Molto si è detto e si è scritto sull’analogia tra metodo di indagine caratteristico della psicoanalisi e indagine di tipo poliziesco scientifico. James Hillman ha affermato che le opere di Freud, nel loro essere erette secondo uno schema investigativo preciso, comprendevano un mistero da scoprire (rimozione), attraverso l’individuazione di vicissitudini e delitti (sintomi), il ricorso del protagonista al deus ex machina (transfert sull’analista), sino allo scioglimento finale (dénouement)[1]. Altri autori, tra cui Carlo Ginzburg, hanno evidenziato e messo a confronto il criterio anamnestico freudiano e l’impostazione investigativa peculiare di Sherlock Holmes[2]. Effettivamente, nel tempo libero, Freud si dilettava a leggere le imprese del volpino personaggio creato da Conan Doyle, col quale condivideva la vocazione a cogliere labili tracce e risolvere i misteri intricati.

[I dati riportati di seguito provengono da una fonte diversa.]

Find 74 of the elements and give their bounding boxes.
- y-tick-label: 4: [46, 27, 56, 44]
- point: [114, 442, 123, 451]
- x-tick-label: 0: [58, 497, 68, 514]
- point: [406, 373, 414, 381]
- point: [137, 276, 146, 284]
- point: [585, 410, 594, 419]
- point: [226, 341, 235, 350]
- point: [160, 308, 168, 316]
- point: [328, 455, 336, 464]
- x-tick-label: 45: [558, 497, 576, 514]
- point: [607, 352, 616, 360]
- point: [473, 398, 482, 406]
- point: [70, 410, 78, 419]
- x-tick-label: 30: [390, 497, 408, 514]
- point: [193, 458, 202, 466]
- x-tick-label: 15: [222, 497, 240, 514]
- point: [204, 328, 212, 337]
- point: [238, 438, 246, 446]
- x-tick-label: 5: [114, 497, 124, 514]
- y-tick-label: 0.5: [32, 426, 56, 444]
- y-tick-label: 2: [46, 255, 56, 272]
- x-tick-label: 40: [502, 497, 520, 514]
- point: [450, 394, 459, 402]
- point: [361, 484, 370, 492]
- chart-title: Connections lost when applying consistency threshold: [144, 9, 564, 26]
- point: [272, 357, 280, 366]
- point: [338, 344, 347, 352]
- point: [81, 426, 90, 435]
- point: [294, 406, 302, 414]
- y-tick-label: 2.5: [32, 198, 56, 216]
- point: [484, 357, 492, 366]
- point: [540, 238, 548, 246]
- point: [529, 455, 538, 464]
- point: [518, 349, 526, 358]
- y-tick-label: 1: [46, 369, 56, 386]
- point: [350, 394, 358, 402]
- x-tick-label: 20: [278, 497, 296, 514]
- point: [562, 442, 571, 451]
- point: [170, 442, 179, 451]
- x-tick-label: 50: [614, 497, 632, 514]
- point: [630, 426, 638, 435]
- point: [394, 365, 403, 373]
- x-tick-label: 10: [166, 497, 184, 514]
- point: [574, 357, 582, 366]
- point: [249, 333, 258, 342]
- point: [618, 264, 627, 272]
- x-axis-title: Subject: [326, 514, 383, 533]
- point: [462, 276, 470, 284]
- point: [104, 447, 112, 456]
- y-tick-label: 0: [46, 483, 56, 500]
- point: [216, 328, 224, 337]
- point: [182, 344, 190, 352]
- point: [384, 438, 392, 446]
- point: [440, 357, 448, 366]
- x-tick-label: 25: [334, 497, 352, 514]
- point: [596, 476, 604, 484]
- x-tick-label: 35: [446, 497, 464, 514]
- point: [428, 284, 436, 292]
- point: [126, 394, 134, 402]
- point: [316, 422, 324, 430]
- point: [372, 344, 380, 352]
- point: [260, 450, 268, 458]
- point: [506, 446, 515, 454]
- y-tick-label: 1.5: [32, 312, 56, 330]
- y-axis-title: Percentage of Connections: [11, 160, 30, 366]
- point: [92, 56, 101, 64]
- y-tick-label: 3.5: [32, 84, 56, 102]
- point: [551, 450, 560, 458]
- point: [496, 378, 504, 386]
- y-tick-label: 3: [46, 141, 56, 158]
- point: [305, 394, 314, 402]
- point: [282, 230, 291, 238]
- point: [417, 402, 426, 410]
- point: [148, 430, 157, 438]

Va comunque rilevato che non ci si è mai davvero soffermati sulle concomitanze biografiche tra gli stessi Freud e Doyle, i quali ebbero entrambi formazione medica. Ci troviamo pertanto di fronte a una sorta di circolarità esistenziale, scientifica e artistica. Il fondatore della psicoanalisi era un clinico con esperienze di fisiologo e neurologo, che impiegava una metodologia prossima a quella del personaggio uscito dalla penna di un narratore che aveva inventato una tecnica investigativa fondata sull’osservazione più scrupolosa, a sua volta elaborazione – come vedremo – del modello diagnostico della propria prima professione di medico; professione che poi era anche la medesima del sodale holmesiano, il bonario e rotondo dottor John Watson, benché spogliata di sagacia.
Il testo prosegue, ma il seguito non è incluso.